Student housing shortage expected to double over the coming years
The national housing crisis has serious consequences for those studying in the Netherlands on the hunt for affordable and appropriate housing. While the battle for rooms is already fierce, new figures reveal it is expected to worsen over the coming years.
Student housing shortage in the Netherlands
The housing shortage is a well-known fact among students in the Netherlands who regularly face long waiting lists, competitive viewings, and extortionate prices when looking for a room in their city of study. While the situation is already extremely stressful, figures released by Kences - the Centre for Student Housing - have revealed that the current shortage is expected to double by the 2024-2025 academic year.
According to Kences’ annual National Student Housing Monitor, last autumn 22.000 students were left without accommodation. Kences chief Jolan de Bie expects that, by 2024-2025, this figure will have risen to at least 50.000.

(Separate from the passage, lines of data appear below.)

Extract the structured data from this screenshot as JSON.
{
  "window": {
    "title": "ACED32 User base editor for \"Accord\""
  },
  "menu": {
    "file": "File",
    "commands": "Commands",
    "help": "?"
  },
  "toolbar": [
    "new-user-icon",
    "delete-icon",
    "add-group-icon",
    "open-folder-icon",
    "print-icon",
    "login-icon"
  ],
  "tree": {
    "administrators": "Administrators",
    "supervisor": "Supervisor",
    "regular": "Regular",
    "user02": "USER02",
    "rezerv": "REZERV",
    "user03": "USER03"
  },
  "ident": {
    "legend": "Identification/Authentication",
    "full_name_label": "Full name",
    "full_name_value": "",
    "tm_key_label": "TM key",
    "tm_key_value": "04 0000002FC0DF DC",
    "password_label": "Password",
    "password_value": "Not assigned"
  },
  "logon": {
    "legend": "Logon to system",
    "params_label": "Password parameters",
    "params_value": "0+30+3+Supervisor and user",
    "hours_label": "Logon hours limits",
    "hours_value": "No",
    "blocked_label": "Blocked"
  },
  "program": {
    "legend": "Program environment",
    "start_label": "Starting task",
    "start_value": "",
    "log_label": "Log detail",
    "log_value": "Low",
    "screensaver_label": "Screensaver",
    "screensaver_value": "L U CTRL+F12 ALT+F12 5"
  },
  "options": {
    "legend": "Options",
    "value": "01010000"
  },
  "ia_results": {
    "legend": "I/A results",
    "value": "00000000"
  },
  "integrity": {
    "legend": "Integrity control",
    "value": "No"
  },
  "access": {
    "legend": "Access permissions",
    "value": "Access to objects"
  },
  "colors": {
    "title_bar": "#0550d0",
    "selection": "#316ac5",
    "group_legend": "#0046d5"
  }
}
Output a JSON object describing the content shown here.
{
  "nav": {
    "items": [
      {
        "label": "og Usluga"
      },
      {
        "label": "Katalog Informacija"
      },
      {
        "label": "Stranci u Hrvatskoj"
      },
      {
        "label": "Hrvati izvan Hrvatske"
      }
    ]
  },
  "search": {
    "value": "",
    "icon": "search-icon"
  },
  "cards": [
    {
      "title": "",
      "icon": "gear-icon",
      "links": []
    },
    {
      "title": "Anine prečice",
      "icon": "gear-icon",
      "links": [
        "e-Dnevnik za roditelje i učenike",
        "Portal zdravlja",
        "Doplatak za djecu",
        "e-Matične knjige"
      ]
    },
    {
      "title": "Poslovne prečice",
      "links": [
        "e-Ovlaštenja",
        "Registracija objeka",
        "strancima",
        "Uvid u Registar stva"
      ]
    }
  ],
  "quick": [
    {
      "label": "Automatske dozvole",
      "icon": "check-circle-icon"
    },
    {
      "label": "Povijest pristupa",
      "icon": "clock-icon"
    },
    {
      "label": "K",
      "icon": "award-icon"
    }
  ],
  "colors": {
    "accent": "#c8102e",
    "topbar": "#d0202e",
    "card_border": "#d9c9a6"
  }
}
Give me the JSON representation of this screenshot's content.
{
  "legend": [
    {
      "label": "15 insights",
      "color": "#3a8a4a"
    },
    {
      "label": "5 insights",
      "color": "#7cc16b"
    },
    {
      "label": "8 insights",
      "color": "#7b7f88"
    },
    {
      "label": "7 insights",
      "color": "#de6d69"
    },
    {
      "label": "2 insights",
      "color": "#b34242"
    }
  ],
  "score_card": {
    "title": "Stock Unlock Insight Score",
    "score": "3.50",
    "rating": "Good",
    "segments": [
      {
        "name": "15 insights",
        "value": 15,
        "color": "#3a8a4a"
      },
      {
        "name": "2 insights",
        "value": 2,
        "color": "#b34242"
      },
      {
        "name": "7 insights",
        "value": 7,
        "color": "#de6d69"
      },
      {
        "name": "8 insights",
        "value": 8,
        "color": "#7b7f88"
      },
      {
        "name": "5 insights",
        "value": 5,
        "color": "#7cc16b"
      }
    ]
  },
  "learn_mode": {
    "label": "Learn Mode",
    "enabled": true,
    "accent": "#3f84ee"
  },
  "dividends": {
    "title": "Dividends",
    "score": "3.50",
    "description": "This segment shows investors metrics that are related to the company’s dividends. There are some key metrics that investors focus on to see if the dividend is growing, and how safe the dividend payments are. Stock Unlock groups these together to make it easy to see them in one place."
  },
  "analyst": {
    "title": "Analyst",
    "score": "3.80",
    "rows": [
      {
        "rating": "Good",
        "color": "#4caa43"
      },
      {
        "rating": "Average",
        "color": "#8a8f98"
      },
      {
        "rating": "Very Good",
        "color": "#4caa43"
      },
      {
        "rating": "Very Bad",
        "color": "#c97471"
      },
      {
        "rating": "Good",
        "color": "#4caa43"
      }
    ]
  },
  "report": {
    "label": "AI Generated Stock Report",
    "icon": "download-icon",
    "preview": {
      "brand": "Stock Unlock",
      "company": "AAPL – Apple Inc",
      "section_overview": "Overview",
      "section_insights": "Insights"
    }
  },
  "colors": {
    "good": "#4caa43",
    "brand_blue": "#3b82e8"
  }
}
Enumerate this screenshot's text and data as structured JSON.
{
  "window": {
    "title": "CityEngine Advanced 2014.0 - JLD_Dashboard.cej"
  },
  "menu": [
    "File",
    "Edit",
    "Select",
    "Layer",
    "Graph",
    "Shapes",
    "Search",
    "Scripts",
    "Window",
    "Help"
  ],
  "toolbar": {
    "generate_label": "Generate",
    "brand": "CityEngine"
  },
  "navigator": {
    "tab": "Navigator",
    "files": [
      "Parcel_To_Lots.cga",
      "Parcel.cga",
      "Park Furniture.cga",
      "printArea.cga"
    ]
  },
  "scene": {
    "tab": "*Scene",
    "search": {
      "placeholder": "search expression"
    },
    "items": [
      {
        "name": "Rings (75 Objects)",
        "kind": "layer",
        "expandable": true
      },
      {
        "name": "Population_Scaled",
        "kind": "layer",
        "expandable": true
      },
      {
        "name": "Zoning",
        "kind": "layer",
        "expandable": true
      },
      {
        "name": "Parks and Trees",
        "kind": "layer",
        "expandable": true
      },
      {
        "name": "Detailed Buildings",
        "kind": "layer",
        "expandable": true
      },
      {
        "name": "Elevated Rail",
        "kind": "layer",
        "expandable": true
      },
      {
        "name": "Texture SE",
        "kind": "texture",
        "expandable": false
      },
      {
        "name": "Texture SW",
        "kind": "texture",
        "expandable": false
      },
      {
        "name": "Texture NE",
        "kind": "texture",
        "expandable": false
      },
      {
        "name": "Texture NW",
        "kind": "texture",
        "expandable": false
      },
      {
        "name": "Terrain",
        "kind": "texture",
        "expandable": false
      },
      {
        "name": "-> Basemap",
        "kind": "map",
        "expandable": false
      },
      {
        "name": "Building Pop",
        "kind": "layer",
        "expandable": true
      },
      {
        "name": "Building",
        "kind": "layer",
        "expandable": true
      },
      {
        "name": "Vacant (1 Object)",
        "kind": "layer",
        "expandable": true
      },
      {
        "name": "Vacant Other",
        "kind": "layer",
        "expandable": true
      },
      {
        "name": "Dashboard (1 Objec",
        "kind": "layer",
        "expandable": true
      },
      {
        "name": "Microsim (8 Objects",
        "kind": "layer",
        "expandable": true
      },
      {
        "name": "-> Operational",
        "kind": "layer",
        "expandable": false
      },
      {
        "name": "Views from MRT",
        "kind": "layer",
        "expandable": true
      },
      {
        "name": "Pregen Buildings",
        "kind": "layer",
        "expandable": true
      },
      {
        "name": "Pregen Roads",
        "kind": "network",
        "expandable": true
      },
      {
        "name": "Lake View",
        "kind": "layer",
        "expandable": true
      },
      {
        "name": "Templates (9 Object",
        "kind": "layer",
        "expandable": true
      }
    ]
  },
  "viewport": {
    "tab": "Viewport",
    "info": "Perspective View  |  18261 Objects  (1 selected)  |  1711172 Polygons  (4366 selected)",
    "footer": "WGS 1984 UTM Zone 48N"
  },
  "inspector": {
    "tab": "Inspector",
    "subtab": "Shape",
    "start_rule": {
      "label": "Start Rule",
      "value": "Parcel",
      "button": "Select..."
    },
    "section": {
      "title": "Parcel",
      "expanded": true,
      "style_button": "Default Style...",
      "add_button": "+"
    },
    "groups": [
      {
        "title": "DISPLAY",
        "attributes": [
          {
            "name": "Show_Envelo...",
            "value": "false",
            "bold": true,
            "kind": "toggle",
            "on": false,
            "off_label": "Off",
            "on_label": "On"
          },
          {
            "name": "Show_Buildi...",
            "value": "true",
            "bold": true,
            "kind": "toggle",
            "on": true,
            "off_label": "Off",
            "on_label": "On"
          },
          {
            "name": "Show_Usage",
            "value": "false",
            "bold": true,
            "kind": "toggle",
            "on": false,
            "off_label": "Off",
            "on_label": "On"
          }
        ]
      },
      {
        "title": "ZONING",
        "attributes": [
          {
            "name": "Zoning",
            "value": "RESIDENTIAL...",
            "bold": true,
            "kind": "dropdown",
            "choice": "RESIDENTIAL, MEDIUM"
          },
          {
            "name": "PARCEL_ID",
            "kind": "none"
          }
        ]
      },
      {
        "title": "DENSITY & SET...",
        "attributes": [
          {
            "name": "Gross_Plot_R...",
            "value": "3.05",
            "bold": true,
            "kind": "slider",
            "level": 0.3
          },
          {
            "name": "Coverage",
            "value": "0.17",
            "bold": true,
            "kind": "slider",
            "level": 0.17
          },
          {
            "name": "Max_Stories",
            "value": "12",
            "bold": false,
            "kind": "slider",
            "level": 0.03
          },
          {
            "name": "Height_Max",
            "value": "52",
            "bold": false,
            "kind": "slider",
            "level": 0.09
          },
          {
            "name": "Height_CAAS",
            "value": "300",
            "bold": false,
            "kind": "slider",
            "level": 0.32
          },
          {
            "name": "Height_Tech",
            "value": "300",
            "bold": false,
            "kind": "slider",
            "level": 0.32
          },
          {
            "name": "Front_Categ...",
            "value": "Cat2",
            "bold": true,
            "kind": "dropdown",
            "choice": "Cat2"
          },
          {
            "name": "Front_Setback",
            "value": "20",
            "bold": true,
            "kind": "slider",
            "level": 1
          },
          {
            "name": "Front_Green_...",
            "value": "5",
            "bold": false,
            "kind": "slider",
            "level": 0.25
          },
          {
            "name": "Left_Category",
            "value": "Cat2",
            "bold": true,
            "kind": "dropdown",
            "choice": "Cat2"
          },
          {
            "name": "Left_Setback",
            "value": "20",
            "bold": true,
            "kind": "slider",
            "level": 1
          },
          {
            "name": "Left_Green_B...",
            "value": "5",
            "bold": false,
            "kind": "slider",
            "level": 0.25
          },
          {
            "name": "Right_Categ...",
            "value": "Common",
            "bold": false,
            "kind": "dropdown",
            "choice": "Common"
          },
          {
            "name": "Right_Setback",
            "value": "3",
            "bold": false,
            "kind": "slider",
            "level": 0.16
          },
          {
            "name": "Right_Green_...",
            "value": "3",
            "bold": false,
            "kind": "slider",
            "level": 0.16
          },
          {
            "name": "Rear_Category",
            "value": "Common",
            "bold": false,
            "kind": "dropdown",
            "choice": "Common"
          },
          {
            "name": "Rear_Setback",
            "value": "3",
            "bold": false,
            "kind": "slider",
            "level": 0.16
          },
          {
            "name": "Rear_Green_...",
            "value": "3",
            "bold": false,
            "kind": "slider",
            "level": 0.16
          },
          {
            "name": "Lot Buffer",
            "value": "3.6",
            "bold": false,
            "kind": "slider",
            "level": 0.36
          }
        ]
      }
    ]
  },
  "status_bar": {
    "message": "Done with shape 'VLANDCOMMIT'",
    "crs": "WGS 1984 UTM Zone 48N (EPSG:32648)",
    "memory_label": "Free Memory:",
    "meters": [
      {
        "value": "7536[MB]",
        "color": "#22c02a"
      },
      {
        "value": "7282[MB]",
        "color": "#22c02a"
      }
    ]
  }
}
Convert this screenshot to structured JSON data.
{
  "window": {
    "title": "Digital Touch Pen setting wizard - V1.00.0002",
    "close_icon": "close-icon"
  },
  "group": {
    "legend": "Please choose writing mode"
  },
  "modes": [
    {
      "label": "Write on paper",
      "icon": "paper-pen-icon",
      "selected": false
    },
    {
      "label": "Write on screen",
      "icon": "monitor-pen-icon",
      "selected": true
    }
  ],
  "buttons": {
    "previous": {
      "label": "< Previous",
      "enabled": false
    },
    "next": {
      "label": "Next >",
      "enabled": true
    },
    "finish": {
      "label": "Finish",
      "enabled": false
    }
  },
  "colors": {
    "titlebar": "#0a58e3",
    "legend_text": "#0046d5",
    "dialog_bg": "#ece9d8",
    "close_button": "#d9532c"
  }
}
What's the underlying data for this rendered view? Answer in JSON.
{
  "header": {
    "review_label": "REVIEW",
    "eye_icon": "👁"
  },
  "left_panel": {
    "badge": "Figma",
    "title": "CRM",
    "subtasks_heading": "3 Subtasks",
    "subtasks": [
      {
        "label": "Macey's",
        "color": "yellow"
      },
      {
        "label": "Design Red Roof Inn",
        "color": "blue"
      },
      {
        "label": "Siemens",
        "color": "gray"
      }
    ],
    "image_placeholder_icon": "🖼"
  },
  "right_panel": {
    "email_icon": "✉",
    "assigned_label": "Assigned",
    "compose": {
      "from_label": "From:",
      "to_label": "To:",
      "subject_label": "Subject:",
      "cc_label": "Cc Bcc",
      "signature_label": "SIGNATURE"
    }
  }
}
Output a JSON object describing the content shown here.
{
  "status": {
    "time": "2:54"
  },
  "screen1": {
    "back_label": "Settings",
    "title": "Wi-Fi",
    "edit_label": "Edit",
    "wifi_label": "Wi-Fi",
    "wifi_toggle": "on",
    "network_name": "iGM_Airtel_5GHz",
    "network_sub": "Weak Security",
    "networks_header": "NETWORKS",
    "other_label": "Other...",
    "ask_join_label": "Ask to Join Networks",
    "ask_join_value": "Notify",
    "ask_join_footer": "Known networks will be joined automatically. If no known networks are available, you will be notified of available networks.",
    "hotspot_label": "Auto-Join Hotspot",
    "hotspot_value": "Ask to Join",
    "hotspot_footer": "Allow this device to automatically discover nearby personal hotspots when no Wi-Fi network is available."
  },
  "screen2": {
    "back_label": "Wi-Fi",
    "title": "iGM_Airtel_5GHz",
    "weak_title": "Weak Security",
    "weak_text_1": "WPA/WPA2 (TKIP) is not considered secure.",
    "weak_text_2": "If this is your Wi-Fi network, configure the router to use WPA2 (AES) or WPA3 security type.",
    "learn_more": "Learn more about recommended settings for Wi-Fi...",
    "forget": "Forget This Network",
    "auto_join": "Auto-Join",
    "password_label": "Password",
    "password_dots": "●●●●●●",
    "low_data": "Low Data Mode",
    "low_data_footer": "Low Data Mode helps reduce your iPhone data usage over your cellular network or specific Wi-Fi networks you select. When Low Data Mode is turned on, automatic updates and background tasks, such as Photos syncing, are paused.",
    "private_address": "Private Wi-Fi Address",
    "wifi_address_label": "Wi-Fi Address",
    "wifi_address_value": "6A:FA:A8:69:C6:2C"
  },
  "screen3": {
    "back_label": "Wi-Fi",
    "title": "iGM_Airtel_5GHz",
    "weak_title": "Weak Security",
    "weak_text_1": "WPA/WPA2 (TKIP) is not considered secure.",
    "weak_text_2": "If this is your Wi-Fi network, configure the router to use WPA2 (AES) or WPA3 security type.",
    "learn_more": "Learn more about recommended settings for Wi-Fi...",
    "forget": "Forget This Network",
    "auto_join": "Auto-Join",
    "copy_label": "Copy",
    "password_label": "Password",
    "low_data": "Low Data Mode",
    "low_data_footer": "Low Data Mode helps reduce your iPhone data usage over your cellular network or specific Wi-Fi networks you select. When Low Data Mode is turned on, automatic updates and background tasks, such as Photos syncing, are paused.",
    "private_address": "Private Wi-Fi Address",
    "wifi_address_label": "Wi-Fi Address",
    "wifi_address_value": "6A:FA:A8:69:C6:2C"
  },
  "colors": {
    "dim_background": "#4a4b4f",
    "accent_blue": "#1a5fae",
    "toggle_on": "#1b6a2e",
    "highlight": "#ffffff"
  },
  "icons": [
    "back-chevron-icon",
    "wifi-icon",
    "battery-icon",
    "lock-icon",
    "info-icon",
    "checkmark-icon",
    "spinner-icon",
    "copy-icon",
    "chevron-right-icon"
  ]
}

While 18.000 new student residences are expected to be built over the next three years, De Bie warns that it won’t be enough to combat the growing issue: “Only if they are actually built can the shortage be limited to 50.000 even in the quietest time of the year.”
Housing for international students at Dutch universities
De Bie expects the situation to be particularly competitive this year, as many second-year (international) students who chose to stay at home in their first year as a result of the coronavirus pandemic are now on the hunt for accommodation closer to their chosen university.
A predicted increase in the number of international students is also likely to exacerbate the situation. It is expected that, after Brexit, many EU students will instead turn to Dutch universities. Not only is this demographic more desperate to find housing, but they are also unfamiliar with the Dutch housing market.
Therefore, some Dutch universities have attempted to warn international students about the severity of the situation. The University of Twente has appealed to foreign students who are yet to find accommodation to study elsewhere, while the University of Groningen has arranged for a temporary shelter for students without a room in the hopes that more will become available in the autumn.